Ekipa zza miedzy, która jest w strefie spadkowej wygrała we Wrocławiu dopiero po tie-breaku, dzięki czemu pałacanki (zajmują miejsce spadkowe) zbliżyły się do rywalek na 2 oczka. Do końca sezonu zasadniczego pozostały już tylko dwie kolejki. W najbliższej serii spotkań (po świętach) nasze panie podejmować będą siatkarki z Bielska (o nic już nie walczą), z kolei torunianki zagrają u siebie ze zdegradowanym MKS Dąbrowa Górnicza.

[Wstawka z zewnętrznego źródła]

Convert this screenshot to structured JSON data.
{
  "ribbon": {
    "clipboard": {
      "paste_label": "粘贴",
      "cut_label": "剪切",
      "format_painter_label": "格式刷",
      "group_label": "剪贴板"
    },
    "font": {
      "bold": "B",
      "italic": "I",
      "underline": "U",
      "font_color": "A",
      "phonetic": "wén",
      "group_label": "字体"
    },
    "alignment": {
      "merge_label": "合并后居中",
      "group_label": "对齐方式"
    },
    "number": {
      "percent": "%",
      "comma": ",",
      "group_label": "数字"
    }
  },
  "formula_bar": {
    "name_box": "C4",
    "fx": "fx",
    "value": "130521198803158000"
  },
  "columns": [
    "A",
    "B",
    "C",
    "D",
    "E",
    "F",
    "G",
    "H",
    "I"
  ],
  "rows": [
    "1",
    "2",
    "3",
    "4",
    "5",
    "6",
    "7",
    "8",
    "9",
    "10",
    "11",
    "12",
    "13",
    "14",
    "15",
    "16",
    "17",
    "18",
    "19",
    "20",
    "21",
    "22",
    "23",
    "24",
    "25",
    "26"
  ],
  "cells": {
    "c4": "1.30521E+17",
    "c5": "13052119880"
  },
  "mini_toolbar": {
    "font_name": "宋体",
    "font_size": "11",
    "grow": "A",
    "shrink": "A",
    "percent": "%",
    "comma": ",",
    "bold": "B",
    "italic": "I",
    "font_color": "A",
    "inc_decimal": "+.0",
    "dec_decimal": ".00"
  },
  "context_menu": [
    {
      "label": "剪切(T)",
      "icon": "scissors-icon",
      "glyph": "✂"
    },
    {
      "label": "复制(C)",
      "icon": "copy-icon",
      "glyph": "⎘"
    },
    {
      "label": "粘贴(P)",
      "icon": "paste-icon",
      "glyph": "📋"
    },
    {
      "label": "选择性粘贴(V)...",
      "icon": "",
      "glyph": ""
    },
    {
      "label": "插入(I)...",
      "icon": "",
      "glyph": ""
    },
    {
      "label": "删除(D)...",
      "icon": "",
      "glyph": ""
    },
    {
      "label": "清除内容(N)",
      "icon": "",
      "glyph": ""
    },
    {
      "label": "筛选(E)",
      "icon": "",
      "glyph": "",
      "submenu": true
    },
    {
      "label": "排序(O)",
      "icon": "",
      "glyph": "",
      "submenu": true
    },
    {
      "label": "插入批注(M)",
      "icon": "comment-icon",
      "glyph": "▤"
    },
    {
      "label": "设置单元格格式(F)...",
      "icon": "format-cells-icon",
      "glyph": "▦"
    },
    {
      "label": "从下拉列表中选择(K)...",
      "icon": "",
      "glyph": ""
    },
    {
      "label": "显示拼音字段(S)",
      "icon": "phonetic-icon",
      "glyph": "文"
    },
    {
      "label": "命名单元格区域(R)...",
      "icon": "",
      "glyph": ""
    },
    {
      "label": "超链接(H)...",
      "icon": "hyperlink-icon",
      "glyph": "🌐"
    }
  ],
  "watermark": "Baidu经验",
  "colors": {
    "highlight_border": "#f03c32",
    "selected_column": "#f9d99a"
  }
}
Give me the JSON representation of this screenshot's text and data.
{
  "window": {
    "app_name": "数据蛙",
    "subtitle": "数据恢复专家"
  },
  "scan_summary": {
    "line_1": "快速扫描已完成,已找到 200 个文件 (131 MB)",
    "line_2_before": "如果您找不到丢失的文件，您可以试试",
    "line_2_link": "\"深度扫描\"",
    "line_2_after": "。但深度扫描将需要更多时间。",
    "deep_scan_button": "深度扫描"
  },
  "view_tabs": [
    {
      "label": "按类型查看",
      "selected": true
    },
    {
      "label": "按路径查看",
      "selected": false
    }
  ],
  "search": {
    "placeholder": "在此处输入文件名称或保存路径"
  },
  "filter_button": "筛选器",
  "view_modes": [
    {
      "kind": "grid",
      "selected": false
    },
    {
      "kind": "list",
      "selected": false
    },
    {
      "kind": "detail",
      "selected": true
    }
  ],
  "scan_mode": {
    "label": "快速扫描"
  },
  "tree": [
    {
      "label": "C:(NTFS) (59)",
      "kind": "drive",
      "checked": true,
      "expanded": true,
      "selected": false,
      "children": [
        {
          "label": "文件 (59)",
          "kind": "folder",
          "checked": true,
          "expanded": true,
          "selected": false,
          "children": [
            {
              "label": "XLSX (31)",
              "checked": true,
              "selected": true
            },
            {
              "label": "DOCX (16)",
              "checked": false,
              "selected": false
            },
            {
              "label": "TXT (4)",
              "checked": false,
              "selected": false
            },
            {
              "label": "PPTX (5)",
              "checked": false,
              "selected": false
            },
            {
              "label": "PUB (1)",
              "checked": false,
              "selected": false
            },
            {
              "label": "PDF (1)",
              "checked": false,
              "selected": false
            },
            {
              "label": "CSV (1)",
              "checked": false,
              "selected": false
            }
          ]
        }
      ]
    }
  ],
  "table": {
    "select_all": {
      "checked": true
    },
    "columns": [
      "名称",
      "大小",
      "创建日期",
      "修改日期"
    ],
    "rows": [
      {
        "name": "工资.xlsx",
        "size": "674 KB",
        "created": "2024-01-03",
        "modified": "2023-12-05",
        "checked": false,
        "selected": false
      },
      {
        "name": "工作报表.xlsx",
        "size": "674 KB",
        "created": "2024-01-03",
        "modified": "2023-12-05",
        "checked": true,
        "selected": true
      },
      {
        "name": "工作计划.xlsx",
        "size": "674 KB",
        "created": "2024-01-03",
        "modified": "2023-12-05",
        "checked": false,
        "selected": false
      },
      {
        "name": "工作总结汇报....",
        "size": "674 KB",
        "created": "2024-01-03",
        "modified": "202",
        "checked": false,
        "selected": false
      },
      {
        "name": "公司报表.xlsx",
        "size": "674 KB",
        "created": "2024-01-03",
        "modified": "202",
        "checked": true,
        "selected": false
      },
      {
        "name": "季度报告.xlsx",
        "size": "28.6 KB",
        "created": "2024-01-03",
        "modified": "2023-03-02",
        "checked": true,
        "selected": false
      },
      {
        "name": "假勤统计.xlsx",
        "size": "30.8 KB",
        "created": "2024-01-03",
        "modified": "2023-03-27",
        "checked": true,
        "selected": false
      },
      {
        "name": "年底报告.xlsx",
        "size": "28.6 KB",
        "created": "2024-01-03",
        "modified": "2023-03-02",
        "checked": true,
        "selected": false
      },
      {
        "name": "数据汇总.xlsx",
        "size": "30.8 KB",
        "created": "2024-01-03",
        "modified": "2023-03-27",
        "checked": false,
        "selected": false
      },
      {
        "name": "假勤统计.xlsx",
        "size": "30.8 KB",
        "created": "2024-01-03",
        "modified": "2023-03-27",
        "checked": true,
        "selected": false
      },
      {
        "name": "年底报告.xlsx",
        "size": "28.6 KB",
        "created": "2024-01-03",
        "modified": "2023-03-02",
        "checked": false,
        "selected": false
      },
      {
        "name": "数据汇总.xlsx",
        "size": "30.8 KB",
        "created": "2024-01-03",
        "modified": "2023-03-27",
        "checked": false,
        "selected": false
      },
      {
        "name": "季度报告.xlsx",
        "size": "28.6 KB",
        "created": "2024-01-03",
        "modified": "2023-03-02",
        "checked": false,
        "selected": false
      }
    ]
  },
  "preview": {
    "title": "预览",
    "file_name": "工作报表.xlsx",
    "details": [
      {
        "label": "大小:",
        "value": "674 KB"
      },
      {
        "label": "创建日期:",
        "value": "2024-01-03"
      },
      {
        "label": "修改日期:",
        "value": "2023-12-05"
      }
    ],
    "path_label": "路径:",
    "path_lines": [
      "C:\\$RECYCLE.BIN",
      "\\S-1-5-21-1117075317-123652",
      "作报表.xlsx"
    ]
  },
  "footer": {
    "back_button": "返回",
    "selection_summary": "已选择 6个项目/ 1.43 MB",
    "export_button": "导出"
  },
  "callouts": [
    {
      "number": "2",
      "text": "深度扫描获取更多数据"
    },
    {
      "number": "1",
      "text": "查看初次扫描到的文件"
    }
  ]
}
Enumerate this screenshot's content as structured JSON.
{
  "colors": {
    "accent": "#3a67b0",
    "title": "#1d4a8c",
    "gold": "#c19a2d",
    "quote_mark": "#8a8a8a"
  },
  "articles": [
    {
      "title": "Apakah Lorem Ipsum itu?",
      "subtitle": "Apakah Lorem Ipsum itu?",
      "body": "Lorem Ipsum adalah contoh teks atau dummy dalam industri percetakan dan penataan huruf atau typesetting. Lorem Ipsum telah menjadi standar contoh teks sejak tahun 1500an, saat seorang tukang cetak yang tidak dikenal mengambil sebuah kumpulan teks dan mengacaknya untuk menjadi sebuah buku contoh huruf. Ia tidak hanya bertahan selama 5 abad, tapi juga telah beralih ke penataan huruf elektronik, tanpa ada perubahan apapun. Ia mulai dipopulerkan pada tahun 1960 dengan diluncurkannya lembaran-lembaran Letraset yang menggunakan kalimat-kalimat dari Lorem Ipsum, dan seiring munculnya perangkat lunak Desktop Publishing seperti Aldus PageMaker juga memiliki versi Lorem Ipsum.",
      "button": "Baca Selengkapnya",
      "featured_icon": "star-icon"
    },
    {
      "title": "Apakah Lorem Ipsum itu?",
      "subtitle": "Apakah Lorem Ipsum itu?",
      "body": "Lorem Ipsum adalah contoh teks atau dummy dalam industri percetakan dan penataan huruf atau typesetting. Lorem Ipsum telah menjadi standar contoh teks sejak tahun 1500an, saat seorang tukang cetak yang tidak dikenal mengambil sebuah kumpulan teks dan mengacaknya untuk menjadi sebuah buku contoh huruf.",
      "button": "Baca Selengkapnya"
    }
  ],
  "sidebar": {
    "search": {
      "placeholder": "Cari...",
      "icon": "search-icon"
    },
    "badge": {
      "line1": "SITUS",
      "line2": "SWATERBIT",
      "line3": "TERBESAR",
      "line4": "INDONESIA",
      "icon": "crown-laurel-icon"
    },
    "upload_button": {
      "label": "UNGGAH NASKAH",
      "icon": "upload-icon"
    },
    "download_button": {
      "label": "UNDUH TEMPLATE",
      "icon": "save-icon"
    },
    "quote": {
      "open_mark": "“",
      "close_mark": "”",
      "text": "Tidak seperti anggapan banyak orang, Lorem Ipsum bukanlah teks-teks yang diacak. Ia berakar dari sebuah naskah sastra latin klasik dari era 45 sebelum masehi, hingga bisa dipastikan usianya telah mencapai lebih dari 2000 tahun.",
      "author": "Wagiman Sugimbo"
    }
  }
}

Mecz w Legionovie zaczął się doskonale dla Pałacu, który w pewnym momencie prowadził już 17:12. Wystarczył jednak krótki przestój w grze i miejscowe przejęły inicjatywę.
Jeżeli przyjmiemy, że I set był szalony, to trudno znaleźć słowa opisujące wydarzenia z kolejnej partii. Najpierw było 15:8 dla bydgoszczanek. Legionovia rzuciła się w pogoń, doprowadziła do remisu 16:16 i... stanęła. Pałac wygrał kilka akcji z rzędu i triumfował ostatecznie 25:18.
Kolejne dwie odsłony padły łupem naszych pań. Szczególne brawa należą się im za trzecią część meczu. Nie załamały się, choć przegrywały już 14:17 i 18:20.